A lot of blood has been shed to reach this point, but when it came on Saturday, independence for South Sudan seemed remarkably peaceful and non-controversial — although, as The Age noted this morning, Australia still officially warns its citizens against travelling there.

With a population of some 8-9 million and about three-quarters of the size of New South Wales, South Sudan certainly has more than its fair share of problems: extreme poverty, appallingly high illiteracy and infant mortality rates, continued security issues and border disputes with Sudan. But the focus at the weekend was on the positives, and on the long struggle for freedom finally crowned with success.

Media reports have described South Sudan as the worlds 193rd independent nation, a number presumably arrived at by adding one to the current 192 members of the United Nations (which South Sudan is scheduled to join on Thursday).

But that leaves out several places that are widely recognised as independent, such as Kosovo, Taiwan and the Vatican. Wikipedia has a comprehensive list, in which South Sudan comes in at No.204.

Looked at objectively, independence for Southern Sudan was always a no-brainer. Its people were separated from the rest of Sudan by two of the continent’s biggest religious and linguistic dividing lines; only the administrative convenience of British colonialists had put them together. But the more powerful north fought hard to keep control, and established governments all over Africa resisted the idea of revising colonial boundaries.

Nor is it hard to see why. Although South Sudan was probably the most extreme case, there are examples all across Africa of arbitrary boundaries that make no ethnic or geographic sense. The same Muslim versus Christian/animist line that divided Sudan, for example, also bisects Nigeria, Ghana and Cote d’Ivoire; Ghana seems to deal with it peacefully, but the others have been wracked by conflict as a result.

Equally anomalous is the eastern part of the Democratic Republic of the Congo, ethnically and geographically part of the great rift valley region with Rwanda and Burundi, but instead governed from Kinshasa near the Atlantic Ocean, more than a thousand kilometres to the west.

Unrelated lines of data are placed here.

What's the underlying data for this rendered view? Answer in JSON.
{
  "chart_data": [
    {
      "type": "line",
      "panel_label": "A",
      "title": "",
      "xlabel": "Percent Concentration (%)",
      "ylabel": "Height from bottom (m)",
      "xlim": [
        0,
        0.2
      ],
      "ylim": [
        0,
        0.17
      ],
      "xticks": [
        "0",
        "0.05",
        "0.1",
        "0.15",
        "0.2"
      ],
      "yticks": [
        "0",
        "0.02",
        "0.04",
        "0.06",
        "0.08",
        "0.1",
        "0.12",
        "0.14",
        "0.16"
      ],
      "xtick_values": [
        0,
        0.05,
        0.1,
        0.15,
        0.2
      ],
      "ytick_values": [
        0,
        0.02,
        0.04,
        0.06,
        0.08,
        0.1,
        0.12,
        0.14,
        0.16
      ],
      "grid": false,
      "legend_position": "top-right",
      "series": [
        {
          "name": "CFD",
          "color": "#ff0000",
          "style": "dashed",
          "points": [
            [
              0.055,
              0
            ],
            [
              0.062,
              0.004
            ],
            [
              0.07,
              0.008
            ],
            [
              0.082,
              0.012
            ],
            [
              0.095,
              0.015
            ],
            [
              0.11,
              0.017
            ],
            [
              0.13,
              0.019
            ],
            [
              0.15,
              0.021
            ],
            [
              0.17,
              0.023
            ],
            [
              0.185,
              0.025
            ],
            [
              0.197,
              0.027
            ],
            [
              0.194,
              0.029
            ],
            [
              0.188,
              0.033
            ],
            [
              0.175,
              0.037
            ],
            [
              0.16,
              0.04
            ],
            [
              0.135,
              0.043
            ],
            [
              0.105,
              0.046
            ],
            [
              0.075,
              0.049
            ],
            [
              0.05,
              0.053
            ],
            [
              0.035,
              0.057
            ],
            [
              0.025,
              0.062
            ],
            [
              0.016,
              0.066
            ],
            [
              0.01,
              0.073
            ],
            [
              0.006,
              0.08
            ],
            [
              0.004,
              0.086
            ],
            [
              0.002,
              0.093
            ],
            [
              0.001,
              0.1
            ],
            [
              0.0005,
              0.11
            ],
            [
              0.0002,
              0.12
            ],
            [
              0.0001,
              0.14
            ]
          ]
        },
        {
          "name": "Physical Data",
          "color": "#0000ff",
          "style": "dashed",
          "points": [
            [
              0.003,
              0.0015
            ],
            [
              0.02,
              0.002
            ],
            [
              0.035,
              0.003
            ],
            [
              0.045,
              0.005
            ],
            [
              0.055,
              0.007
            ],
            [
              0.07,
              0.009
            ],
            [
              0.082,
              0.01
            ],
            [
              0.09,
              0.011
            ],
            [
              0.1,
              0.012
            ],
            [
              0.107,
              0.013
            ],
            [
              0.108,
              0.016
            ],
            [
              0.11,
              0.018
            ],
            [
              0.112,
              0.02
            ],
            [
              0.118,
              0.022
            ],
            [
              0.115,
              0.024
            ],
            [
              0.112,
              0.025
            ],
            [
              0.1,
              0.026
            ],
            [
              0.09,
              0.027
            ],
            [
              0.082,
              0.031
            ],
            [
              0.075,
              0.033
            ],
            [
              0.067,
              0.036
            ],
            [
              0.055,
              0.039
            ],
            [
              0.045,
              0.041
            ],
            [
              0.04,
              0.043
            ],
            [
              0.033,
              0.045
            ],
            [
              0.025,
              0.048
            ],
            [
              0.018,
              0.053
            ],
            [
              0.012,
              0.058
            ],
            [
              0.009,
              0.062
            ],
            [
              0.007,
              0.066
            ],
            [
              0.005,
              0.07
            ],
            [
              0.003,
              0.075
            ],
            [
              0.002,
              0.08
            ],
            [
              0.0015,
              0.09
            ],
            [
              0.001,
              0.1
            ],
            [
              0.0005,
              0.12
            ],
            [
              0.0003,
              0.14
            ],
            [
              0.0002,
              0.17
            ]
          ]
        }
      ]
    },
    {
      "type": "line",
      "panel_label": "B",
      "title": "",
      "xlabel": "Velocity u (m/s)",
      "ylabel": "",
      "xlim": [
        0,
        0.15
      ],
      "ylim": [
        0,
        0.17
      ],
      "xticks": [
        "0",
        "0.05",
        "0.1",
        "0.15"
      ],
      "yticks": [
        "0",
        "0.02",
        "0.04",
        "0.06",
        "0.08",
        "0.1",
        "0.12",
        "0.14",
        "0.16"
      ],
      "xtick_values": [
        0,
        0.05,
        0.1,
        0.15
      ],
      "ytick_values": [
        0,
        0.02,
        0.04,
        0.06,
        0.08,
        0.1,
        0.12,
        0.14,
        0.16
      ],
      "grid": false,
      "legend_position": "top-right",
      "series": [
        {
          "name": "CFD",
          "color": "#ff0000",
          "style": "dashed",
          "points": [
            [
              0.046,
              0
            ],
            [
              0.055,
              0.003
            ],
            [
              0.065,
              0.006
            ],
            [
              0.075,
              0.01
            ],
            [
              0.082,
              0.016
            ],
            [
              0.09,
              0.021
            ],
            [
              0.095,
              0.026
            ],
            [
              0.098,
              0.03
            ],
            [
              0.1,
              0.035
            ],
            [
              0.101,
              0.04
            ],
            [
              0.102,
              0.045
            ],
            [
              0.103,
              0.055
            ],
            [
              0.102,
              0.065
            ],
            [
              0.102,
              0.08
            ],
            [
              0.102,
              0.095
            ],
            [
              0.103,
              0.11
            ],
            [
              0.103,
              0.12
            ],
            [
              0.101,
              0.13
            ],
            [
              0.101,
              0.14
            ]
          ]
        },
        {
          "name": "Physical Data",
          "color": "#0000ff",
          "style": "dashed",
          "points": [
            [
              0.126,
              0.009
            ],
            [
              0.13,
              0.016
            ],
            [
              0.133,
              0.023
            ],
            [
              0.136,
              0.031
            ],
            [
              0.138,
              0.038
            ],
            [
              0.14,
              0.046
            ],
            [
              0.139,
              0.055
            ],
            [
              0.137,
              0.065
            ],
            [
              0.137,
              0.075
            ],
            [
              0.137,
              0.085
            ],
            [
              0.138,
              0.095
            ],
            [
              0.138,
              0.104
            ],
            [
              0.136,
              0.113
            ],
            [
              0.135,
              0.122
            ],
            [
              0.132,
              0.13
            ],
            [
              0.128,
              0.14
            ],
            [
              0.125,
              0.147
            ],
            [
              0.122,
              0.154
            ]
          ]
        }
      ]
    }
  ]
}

And the problem extends well beyond Africa. The Unrepresented Nations and Peoples Organisation now counts 66 members, and while not all are actively seeking independence — or would have much of a claim for it if they did — many of them look very much like the seeds of future nations. In our own region, such places as West Papua, New Caledonia, Bougainville and the South Moluccas are in the queue not far behind South Sudan.

Despite attempts by many governments (including Australia’s) to obscure the fact, national self-determination is a growing force. A hundred and fifty years ago, the eastern half of Europe was a smaller version of what Africa is today — almost all of its territory occupied by four large multinational empires whose borders took little account of popular feeling.

Now, after wars, trauma and ethnic cleansing, the same space is occupied by some 25 independent nations, most of which are sufficiently confident in their identities to be willing to again relinquish some of their autonomy to a multinational project, the European Union.

No one thinks Africa will turn out quite the same way. But South Sudanese independence may well be a signal for more general attempts to redraw the colonial map, and if so they deserve some Western sympathy and understanding.